Ask Slashdot: Any Smart Phones Made Under Worker-Friendly Conditions?
New submitter unimacs writes "So Apple has been under fire recently for the conditions at the factories of their Chinese suppliers. I listened to 'This American Life's' recent retraction of the Michael Daisey piece they did a while back. Great radio for those of you who haven't heard it — rarely has dead air been used to such effect. Anyway, while his work has been discredited, Michael Daisey wasn't inaccurate in his claims that working conditions are poor in iPhone and iPad factories. Given that, are there any smart phone manufacturers whose phones are made under better conditions?"
No.
Nokia fired 4000 smart phone assemblers in Finland, Hungary and Mexico last month, moving to Asia. Theres a press release from around feb 8th.
This /. article is probably a response, however indirect, to that.
"Science flies us to the moon. Religion flies us into buildings." - Victor Stenger
HTC is headquartered in Taiwan, not mainland China. Does anyone know if they manufacture their phones in Taiwan or in China?

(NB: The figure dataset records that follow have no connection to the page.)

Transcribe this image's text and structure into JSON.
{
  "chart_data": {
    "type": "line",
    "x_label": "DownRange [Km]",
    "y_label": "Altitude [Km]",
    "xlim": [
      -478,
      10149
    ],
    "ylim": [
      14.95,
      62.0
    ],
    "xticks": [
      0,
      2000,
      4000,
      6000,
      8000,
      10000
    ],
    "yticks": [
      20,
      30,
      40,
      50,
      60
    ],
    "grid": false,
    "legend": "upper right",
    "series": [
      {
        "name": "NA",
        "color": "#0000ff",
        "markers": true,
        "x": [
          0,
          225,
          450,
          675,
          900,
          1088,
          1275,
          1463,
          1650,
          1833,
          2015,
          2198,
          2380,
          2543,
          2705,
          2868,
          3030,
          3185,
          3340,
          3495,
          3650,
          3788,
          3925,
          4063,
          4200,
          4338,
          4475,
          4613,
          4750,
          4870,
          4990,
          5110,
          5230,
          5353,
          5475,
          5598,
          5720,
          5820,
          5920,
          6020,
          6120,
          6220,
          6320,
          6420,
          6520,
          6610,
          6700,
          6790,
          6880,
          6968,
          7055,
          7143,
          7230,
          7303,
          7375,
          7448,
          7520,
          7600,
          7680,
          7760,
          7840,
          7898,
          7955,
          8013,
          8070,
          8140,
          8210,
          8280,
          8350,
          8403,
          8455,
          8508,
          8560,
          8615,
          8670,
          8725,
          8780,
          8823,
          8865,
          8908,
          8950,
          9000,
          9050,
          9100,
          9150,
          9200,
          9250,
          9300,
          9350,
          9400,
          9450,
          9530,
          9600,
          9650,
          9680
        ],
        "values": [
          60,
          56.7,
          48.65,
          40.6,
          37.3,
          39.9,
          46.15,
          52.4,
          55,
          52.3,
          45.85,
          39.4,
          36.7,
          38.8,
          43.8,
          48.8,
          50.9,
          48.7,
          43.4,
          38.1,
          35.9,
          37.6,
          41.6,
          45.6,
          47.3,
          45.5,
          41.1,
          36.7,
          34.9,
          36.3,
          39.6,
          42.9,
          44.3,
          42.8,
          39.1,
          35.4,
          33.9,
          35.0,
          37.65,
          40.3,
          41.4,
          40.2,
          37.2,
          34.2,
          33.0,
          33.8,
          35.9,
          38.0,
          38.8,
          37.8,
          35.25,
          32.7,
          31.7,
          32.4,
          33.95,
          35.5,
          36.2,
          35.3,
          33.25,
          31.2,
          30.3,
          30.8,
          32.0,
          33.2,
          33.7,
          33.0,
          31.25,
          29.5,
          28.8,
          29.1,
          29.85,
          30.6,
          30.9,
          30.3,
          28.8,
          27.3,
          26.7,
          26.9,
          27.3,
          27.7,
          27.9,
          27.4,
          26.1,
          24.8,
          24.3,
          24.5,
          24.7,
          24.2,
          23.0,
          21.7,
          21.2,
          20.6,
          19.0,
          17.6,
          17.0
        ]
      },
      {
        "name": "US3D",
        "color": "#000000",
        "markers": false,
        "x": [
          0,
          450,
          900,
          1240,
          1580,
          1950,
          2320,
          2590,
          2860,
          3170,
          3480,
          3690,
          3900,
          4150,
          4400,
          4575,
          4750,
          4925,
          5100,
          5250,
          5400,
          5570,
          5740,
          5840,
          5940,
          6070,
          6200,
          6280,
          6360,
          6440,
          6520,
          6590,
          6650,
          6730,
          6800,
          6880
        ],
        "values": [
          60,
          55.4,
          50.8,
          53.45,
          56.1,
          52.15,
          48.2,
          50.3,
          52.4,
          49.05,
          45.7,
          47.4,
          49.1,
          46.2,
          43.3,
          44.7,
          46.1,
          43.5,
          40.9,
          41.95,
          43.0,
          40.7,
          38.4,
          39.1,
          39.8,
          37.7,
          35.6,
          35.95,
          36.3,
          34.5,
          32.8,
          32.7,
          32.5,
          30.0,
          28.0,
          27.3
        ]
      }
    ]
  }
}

HTC manufactures in various countries, including mainland China. Foxconn is also headquartered in Taiwan, so there's really no correlation between where their CEO sits and where manufacturing happens.
I find it interesting that those most upset about Foxconn factory conditions have never been there, and those that have been there lied about what they saw.
Eagles may soar, but weasels don't get sucked into jet engines.
", while his work has been discredited, Michael Daisey wasn't inaccurate in his claims that working conditions are poor in iPhone and iPad factories."
That statement is nonsense.
Michael Daisey was discredited because working conditions were fine for iPhone or iPad factories; none of the horrible things he had reported on were true upon his visit. I've listened to original piece (when it aired) as well as the full retraction. He had to create lies based what he'd heard of previous (outlawed) practices of various Chinese manufactures as well fabricate people, events, and conversations in order to invoke an emotional response. Then he repeatedly, unapologetically used the theater as a scapegoat as to why he could tell people that he was telling a factual account, but in reality, was more lie than occurrence.
That said, the OP does have a good question about sweatshop free phones. I wish there was a list for all goods and services; seems internet searches pull up a lot of hits for clothing and apparel, but not so much for electronics.